Hey lovely people! My vlog post ended up coming a week late, because I caught the flu. Sigh. Really complicated everything. It’s finally done, though, so I hope you enjoy it. 🙂
Going off of the comments I got last time, I decided to keep posting my script below the video for those of you who prefer to read.
I want to talk about a really understated bit of advice that can be vital to your survival as a writer. Namely: That sometimes, you just need to step back, take your foot off the gas pedal.
As you might know from my more recent vlog updates, things haven’t been going well with me lately. Basically, nothing has been quite going my way since 2014, but that was okay, because I was taught that old truism that we all get fed with mother’s milk:
Turns out not so much.
See, in the years since 2014, I’d worked 16 hour days, often more in order to do more, and I’d do that until I was on the edge of breaking emotionally. I never stopped writing. Never stopped building at businesses and marketing and literally anything that I *knew* would get me ahead.
And it just kept feeling like everything was turning to dust under my feet.
The worst part? None of the hours I’d spent, of the health I’d risked, of the life I’d postponed… none of it actually meant anything.
Because there are always assholes out to get you. And they will steal your life and your hours of work and your very soul if they can, just to benefit themselves.
So yeah. After relentlessly pushing myself for almost four years, there came a point where I just…couldn’t. Not going to go into detail, but I came to the point where I was so exhausted that I couldn’t fight anymore.
I couldn’t keep acting like everything was okay and that it was business as usual, because it wasn’t.
And so, I pulled back. From as much as I could. Obviously there are some commitments you can’t avoid without incurring long-term damage, but if there was something I could leave with a cost I could tolerate, I did it.

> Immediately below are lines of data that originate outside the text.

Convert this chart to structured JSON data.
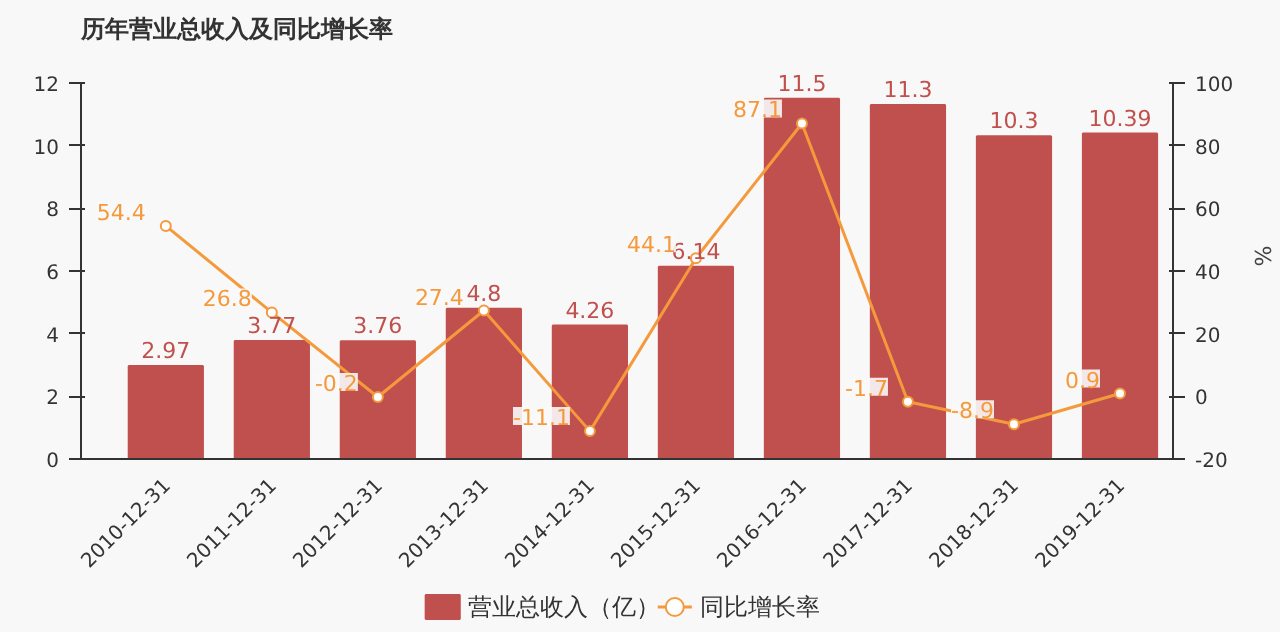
{
  "chart_data": {
    "type": "bar",
    "title": "历年营业总收入及同比增长率",
    "y2label": "%",
    "categories": [
      "2010-12-31",
      "2011-12-31",
      "2012-12-31",
      "2013-12-31",
      "2014-12-31",
      "2015-12-31",
      "2016-12-31",
      "2017-12-31",
      "2018-12-31",
      "2019-12-31"
    ],
    "series": [
      {
        "name": "营业总收入（亿）",
        "color": "#c0504d",
        "values": [
          2.97,
          3.77,
          3.76,
          4.8,
          4.26,
          6.14,
          11.5,
          11.3,
          10.3,
          10.39
        ]
      },
      {
        "name": "同比增长率",
        "type": "line",
        "axis": "y2",
        "color": "#f59a3c",
        "values": [
          54.4,
          26.8,
          -0.2,
          27.4,
          -11.1,
          44.1,
          87.1,
          -1.7,
          -8.9,
          0.9
        ]
      }
    ],
    "ylim": [
      0,
      12
    ],
    "yticks": [
      0,
      2,
      4,
      6,
      8,
      10,
      12
    ],
    "y2lim": [
      -20,
      100
    ],
    "y2ticks": [
      -20,
      0,
      20,
      40,
      60,
      80,
      100
    ],
    "data_labels": true,
    "marker": "circle",
    "line_style": "solid",
    "grid": false,
    "legend": "bottom"
  }
}
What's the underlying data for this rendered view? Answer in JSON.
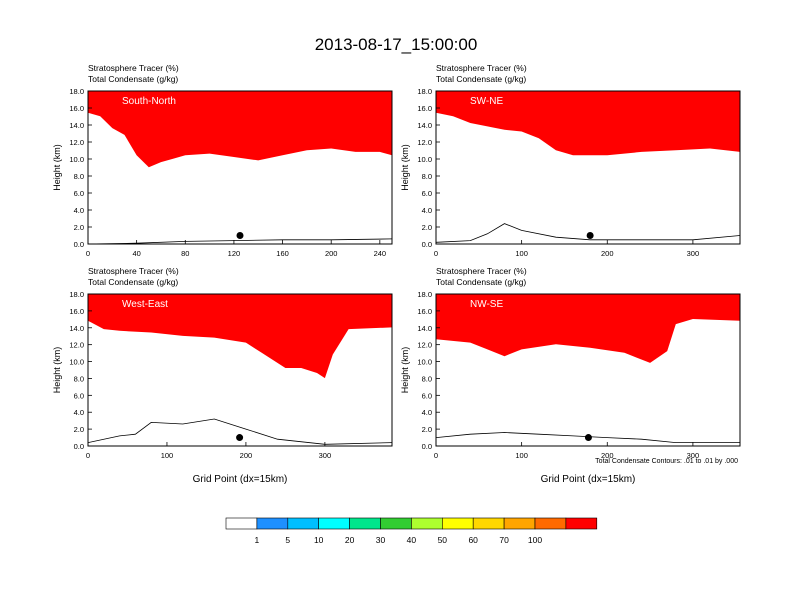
{
  "figure": {
    "title": "2013-08-17_15:00:00",
    "contour_note": "Total Condensate Contours: .01 to .01 by .000"
  },
  "colors": {
    "levels": [
      "#ffffff",
      "#1e90ff",
      "#00bfff",
      "#00ffff",
      "#00e68c",
      "#32cd32",
      "#adff2f",
      "#ffff00",
      "#ffd700",
      "#ffa500",
      "#ff6a00",
      "#ff0000"
    ],
    "frame": "#000000",
    "contour": "#000000"
  },
  "colorbar": {
    "labels": [
      "1",
      "5",
      "10",
      "20",
      "30",
      "40",
      "50",
      "60",
      "70",
      "100"
    ]
  },
  "chart_data": [
    {
      "type": "heatmap",
      "label": "South-North",
      "subtitle_line1": "Stratosphere Tracer   (%)",
      "subtitle_line2": "Total Condensate   (g/kg)",
      "ylabel": "Height (km)",
      "xlabel": "",
      "xlim": [
        0,
        250
      ],
      "ylim": [
        0,
        18
      ],
      "xticks": [
        "0",
        "40",
        "80",
        "120",
        "160",
        "200",
        "240"
      ],
      "xtick_values": [
        0,
        40,
        80,
        120,
        160,
        200,
        240
      ],
      "yticks": [
        "0.0",
        "2.0",
        "4.0",
        "6.0",
        "8.0",
        "10.0",
        "12.0",
        "14.0",
        "16.0",
        "18.0"
      ],
      "tropopause_km": [
        [
          0,
          15.0
        ],
        [
          10,
          14.6
        ],
        [
          20,
          13.2
        ],
        [
          30,
          12.4
        ],
        [
          40,
          10.0
        ],
        [
          50,
          8.6
        ],
        [
          60,
          9.2
        ],
        [
          70,
          9.6
        ],
        [
          80,
          10.0
        ],
        [
          100,
          10.2
        ],
        [
          120,
          9.8
        ],
        [
          140,
          9.4
        ],
        [
          160,
          10.0
        ],
        [
          180,
          10.6
        ],
        [
          200,
          10.8
        ],
        [
          220,
          10.4
        ],
        [
          240,
          10.4
        ],
        [
          250,
          10.0
        ]
      ],
      "terrain_km": [
        [
          0,
          0.0
        ],
        [
          40,
          0.1
        ],
        [
          80,
          0.3
        ],
        [
          120,
          0.4
        ],
        [
          160,
          0.5
        ],
        [
          200,
          0.5
        ],
        [
          250,
          0.6
        ]
      ],
      "marker": [
        125,
        1.0
      ]
    },
    {
      "type": "heatmap",
      "label": "SW-NE",
      "subtitle_line1": "Stratosphere Tracer   (%)",
      "subtitle_line2": "Total Condensate   (g/kg)",
      "ylabel": "Height (km)",
      "xlabel": "",
      "xlim": [
        0,
        355
      ],
      "ylim": [
        0,
        18
      ],
      "xticks": [
        "0",
        "100",
        "200",
        "300"
      ],
      "xtick_values": [
        0,
        100,
        200,
        300
      ],
      "yticks": [
        "0.0",
        "2.0",
        "4.0",
        "6.0",
        "8.0",
        "10.0",
        "12.0",
        "14.0",
        "16.0",
        "18.0"
      ],
      "tropopause_km": [
        [
          0,
          15.0
        ],
        [
          20,
          14.6
        ],
        [
          40,
          13.8
        ],
        [
          60,
          13.4
        ],
        [
          80,
          13.0
        ],
        [
          100,
          12.8
        ],
        [
          120,
          12.0
        ],
        [
          140,
          10.6
        ],
        [
          160,
          10.0
        ],
        [
          200,
          10.0
        ],
        [
          240,
          10.4
        ],
        [
          280,
          10.6
        ],
        [
          320,
          10.8
        ],
        [
          355,
          10.4
        ]
      ],
      "terrain_km": [
        [
          0,
          0.2
        ],
        [
          40,
          0.4
        ],
        [
          60,
          1.2
        ],
        [
          80,
          2.4
        ],
        [
          100,
          1.6
        ],
        [
          140,
          0.8
        ],
        [
          180,
          0.5
        ],
        [
          240,
          0.5
        ],
        [
          300,
          0.5
        ],
        [
          355,
          1.0
        ]
      ],
      "marker": [
        180,
        1.0
      ]
    },
    {
      "type": "heatmap",
      "label": "West-East",
      "subtitle_line1": "Stratosphere Tracer   (%)",
      "subtitle_line2": "Total Condensate   (g/kg)",
      "ylabel": "Height (km)",
      "xlabel": "Grid Point (dx=15km)",
      "xlim": [
        0,
        385
      ],
      "ylim": [
        0,
        18
      ],
      "xticks": [
        "0",
        "100",
        "200",
        "300"
      ],
      "xtick_values": [
        0,
        100,
        200,
        300
      ],
      "yticks": [
        "0.0",
        "2.0",
        "4.0",
        "6.0",
        "8.0",
        "10.0",
        "12.0",
        "14.0",
        "16.0",
        "18.0"
      ],
      "tropopause_km": [
        [
          0,
          14.4
        ],
        [
          20,
          13.4
        ],
        [
          40,
          13.2
        ],
        [
          80,
          13.0
        ],
        [
          120,
          12.6
        ],
        [
          160,
          12.4
        ],
        [
          200,
          11.8
        ],
        [
          220,
          10.6
        ],
        [
          250,
          8.8
        ],
        [
          270,
          8.8
        ],
        [
          290,
          8.2
        ],
        [
          300,
          7.6
        ],
        [
          310,
          10.4
        ],
        [
          330,
          13.4
        ],
        [
          385,
          13.6
        ]
      ],
      "terrain_km": [
        [
          0,
          0.4
        ],
        [
          40,
          1.2
        ],
        [
          60,
          1.4
        ],
        [
          80,
          2.8
        ],
        [
          120,
          2.6
        ],
        [
          160,
          3.2
        ],
        [
          200,
          2.0
        ],
        [
          240,
          0.8
        ],
        [
          300,
          0.2
        ],
        [
          385,
          0.4
        ]
      ],
      "marker": [
        192,
        1.0
      ]
    },
    {
      "type": "heatmap",
      "label": "NW-SE",
      "subtitle_line1": "Stratosphere Tracer   (%)",
      "subtitle_line2": "Total Condensate   (g/kg)",
      "ylabel": "Height (km)",
      "xlabel": "Grid Point (dx=15km)",
      "xlim": [
        0,
        355
      ],
      "ylim": [
        0,
        18
      ],
      "xticks": [
        "0",
        "100",
        "200",
        "300"
      ],
      "xtick_values": [
        0,
        100,
        200,
        300
      ],
      "yticks": [
        "0.0",
        "2.0",
        "4.0",
        "6.0",
        "8.0",
        "10.0",
        "12.0",
        "14.0",
        "16.0",
        "18.0"
      ],
      "tropopause_km": [
        [
          0,
          12.2
        ],
        [
          40,
          11.8
        ],
        [
          60,
          11.0
        ],
        [
          80,
          10.2
        ],
        [
          100,
          11.0
        ],
        [
          140,
          11.6
        ],
        [
          180,
          11.2
        ],
        [
          220,
          10.6
        ],
        [
          250,
          9.4
        ],
        [
          270,
          10.8
        ],
        [
          280,
          14.0
        ],
        [
          300,
          14.6
        ],
        [
          355,
          14.4
        ]
      ],
      "terrain_km": [
        [
          0,
          1.0
        ],
        [
          40,
          1.4
        ],
        [
          80,
          1.6
        ],
        [
          120,
          1.4
        ],
        [
          160,
          1.2
        ],
        [
          200,
          1.0
        ],
        [
          240,
          0.8
        ],
        [
          280,
          0.4
        ],
        [
          355,
          0.4
        ]
      ],
      "marker": [
        178,
        1.0
      ]
    }
  ]
}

This sadly included my writing, because the stresses of my life had basically drained my creativity. So instead of forcing myself to write, I forced myself not to. Instead, I spent my writing hours doing needlepoint or crocheting. Anything with an almost mindless, repetitive motion.
What this did was it allowed me to grieve. It allowed me to feel. It let me process my pain and frustration instead of allowing me to suppress them like I’d been doing for years. It put me in a place where I could regain some perspective. Where I could look at the problems and at least get to the point where I could see the value in the things I was doing again.
And that’s probably the most important thing about stepping back. When we’re writers, we basically take on an extra job, and when we’re published, marketing that book becomes another job. Which means that it’s go go go go all the time with no stopping, and when things aren’t going as well as they should, it’s so easy to be overwhelmed. It’s too easy to lose the meaning of what we’re doing in the mad rush to get it all done.
So it becomes imperative that we step back and breathe at least for a few days, just to regain a sense of balance before taking everything on again.
What do you do to recharge when you’re pulling back?